Ryan Hodson, managing partner of Kodiak Capital Group, says, “Some guys get to work at 8 [a.m.], work until 5, go to rugby practice until 8, go home, and then they’ll work the Australian market in the middle part of the night and go to sleep. Those guys maybe find themselves needing a power nap around 2 in the afternoon.”

Many companies like Google and Cisco encourage workers to live healthy lifestyles, which means eating better and working out in the company gyms. However, napping at work has now caught on and the companies provide napping rooms or Energy Pods.

These Energy Pods are futuristic white capsules that allow workers to stretch out inside and doze off, while lights and sounds go off letting the worker know that its time to get back to work. Another type of napping station is a CalmSpace sleeping room, which is a little booth equipped with a bed and a program that allows the workers a nice 10 to 20 minute nap in the middle of the day.
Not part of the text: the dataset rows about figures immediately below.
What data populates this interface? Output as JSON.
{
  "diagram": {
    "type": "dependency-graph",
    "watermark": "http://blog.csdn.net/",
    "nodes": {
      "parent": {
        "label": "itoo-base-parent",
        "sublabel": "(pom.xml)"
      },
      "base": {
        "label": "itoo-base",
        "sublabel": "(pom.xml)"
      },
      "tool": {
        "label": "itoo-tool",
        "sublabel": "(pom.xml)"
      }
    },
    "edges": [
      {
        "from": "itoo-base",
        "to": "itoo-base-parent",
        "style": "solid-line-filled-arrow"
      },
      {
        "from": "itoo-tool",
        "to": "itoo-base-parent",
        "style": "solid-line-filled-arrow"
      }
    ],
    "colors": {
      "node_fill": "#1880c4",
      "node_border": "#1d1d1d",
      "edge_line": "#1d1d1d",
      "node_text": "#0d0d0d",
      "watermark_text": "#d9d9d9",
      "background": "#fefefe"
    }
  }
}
Power naps in the afternoon are a better alternative to the common large caffeinated coffees and jittery energy drinks that employees often use to stay awake.

Although providing these napping devices and allowing workers to sleep on the job may sound like a horrible business proposal, recent studies have shown that napping at work actually increases productivity and allows for more alertness while on the job. According to a 2008 poll by the National Sleep Foundation, 28 percent of the 1,000 respondents said sleepiness interferes with their work at least a few days each month. If these workers could sleep an extra 20 minutes at work, it could help to combat that mid-day sleepiness and allow for more work to get done at a higher level.

Junior Jacob Egierd said, “Allowing workers to sleep leads to a less stressful work environment and a happy atmosphere. This leads to more productive employees.”

It is true that a happy work atmosphere leads to higher workplace productivity. Companies like online-giant Zappos and Google are commonly noted as one of the best employers because of their laid-back work environments and trendy office routines, and both companies allow workers to nap at work with designated napping rooms. This propels young, hip workers to the companies and keeps the companies ahead in the business world.